Al lado mío, un borracho de 2 metros, vociferando y tomándose la cara, ¿y las patás? ¿y los combos? ¿cómo no le pegaste como le pegas a quien quieres? Yo tampoco sabía como un tipo de la calle pudo llegar a dejar esa marca en mi cara. Culpaba al alcohol, pero no fue así, el alcohol nunca había nublado mi capacidad de machucar pendencieros. Creo que de alguna manera quería volver de la anestesia, cortar, romper esa vida de hombre vertiginoso e invisible. Quizá buscaba un castigo. Nunca sabré qué buscaba.

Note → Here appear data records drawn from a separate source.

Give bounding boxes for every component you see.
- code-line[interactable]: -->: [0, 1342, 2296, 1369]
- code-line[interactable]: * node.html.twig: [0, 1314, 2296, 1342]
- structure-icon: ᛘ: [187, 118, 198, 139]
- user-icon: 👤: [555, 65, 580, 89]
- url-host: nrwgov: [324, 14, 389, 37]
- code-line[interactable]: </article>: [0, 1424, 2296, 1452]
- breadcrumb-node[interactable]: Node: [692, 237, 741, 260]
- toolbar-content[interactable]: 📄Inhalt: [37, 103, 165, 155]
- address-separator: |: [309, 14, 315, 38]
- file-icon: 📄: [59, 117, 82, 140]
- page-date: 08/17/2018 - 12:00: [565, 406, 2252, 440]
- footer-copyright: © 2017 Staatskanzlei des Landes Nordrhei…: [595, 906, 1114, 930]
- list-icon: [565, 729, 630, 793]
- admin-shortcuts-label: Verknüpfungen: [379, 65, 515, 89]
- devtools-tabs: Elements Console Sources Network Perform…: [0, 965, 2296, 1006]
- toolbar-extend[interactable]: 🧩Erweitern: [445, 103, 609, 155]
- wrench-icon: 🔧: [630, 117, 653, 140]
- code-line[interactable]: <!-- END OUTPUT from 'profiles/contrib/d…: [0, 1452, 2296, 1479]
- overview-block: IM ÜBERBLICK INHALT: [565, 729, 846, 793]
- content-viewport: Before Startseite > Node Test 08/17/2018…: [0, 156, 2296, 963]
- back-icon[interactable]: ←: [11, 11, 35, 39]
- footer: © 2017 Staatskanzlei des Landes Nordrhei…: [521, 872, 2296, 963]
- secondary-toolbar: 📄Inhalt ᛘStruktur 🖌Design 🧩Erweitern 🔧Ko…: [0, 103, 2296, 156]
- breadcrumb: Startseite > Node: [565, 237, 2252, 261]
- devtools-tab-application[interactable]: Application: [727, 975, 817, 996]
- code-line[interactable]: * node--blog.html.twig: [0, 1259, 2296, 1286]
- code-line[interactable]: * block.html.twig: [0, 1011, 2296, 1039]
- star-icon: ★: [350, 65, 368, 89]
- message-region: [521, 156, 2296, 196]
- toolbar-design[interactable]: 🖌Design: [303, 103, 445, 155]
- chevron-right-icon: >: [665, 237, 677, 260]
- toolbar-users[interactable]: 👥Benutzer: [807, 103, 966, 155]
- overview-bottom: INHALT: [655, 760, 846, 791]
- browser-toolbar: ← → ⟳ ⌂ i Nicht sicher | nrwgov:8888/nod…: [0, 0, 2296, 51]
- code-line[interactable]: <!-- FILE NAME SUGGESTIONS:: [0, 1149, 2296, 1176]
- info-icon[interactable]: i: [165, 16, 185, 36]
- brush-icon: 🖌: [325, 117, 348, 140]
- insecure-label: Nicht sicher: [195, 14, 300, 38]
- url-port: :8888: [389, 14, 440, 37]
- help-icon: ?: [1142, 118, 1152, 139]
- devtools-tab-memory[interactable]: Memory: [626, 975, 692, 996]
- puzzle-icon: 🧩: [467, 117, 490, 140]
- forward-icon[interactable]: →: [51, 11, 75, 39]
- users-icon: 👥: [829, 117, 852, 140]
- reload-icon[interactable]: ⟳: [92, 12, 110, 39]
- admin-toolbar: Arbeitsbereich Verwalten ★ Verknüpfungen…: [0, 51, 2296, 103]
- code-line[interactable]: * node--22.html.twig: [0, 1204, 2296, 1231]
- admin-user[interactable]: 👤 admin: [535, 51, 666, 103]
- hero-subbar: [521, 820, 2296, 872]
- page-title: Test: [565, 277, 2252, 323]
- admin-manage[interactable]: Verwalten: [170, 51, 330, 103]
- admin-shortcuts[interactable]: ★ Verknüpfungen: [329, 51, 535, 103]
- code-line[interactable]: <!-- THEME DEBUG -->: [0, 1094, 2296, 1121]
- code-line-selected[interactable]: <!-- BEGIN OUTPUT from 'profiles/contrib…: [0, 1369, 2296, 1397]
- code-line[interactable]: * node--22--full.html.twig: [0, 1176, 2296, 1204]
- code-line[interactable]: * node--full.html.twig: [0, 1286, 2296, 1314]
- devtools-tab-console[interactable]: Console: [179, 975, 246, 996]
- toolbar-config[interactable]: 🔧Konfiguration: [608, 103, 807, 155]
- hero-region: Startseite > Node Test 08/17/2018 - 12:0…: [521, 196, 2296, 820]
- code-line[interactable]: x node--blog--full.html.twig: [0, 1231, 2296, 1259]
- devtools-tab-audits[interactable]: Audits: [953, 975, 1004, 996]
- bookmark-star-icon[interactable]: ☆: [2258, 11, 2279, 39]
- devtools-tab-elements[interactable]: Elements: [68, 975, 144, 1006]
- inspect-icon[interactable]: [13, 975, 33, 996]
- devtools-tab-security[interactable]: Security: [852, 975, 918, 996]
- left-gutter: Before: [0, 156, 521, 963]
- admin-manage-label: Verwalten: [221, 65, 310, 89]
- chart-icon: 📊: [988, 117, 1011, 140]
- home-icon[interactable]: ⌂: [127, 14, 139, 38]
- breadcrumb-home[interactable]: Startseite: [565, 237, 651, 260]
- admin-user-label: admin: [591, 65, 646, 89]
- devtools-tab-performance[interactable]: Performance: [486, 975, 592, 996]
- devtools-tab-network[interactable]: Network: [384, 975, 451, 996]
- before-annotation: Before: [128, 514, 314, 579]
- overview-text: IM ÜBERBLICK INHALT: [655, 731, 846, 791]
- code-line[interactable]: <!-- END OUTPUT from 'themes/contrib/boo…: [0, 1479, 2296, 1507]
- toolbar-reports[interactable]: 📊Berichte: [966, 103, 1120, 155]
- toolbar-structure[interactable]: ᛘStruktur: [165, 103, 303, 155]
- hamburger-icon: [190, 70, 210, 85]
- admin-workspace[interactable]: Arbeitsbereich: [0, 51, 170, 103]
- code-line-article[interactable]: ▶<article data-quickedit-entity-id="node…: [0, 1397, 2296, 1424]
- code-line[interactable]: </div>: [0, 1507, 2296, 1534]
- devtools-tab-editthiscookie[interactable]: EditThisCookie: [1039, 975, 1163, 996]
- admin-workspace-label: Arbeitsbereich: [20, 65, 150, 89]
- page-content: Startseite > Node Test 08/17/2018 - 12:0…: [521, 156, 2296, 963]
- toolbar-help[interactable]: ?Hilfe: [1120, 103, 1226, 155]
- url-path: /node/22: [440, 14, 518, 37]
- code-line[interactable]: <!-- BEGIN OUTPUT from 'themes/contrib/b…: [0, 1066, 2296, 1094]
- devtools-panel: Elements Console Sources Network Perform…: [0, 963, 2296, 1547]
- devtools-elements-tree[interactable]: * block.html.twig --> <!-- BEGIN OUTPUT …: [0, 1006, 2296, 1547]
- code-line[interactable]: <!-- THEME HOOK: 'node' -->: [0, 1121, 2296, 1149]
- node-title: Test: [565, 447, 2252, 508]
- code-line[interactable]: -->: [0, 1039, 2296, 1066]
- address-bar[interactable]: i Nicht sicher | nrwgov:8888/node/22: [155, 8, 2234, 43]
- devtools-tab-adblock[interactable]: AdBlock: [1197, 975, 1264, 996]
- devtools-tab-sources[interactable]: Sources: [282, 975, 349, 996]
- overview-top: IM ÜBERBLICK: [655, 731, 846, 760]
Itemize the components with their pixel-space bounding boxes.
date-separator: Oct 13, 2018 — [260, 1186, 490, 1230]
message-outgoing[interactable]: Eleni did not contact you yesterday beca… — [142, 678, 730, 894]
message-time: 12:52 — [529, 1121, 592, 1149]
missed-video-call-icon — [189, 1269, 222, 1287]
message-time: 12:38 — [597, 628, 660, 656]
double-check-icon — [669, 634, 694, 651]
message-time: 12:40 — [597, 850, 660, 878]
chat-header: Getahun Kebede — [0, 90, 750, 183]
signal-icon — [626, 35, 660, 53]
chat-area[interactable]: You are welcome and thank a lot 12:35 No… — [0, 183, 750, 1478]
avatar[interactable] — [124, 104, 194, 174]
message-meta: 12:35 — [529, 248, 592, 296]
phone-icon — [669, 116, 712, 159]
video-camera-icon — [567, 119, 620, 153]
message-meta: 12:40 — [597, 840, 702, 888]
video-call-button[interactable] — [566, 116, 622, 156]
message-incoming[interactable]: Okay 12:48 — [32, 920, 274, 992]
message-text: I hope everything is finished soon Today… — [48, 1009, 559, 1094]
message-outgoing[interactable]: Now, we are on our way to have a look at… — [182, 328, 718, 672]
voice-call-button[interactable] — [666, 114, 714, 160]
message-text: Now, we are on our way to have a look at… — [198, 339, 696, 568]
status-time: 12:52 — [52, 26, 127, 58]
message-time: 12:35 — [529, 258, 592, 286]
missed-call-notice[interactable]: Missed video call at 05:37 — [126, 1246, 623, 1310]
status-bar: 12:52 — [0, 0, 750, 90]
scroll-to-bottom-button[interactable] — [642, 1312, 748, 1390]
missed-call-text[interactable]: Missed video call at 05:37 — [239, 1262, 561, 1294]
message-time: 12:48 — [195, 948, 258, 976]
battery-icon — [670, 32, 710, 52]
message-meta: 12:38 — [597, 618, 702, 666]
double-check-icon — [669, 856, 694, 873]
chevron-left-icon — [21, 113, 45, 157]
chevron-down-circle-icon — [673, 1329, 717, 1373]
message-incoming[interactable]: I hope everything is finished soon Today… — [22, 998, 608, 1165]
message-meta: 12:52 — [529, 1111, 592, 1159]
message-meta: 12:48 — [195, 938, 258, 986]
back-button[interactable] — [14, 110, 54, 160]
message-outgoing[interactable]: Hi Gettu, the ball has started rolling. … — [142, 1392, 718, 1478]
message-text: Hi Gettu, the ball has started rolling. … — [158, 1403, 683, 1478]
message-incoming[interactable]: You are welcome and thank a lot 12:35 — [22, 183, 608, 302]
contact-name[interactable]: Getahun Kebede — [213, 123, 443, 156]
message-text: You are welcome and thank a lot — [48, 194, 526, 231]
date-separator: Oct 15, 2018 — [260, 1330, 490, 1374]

Lo interesante es que obtuve una cicatriz nueva. Una más en un rostro surcado por cicatrices. Pero esta cicatriz era diferente. Era una cicatriz nueva en un rostro invisible surcado por cicatrices, pero esta hacía a mi cara un dejo más visible. Esta cicatriz se podía ver incluso en mi cuerpo cansado e invisible. Volviéndome una cicatriz ambulante, un fantasma cortado en dos. Una marca, un sello, una sutura.

Anclado a la vida cotidiana, necesitaba una sutura que me hiciera visible, eso era mi cicatriz, una sutura que me hacía visible, llevándome de golpe a la vida de un hombre serio, sin chicas invisibles, sin anestesia. Sólo y la marca necesaria para dejar de darse cabezazos contra el muro.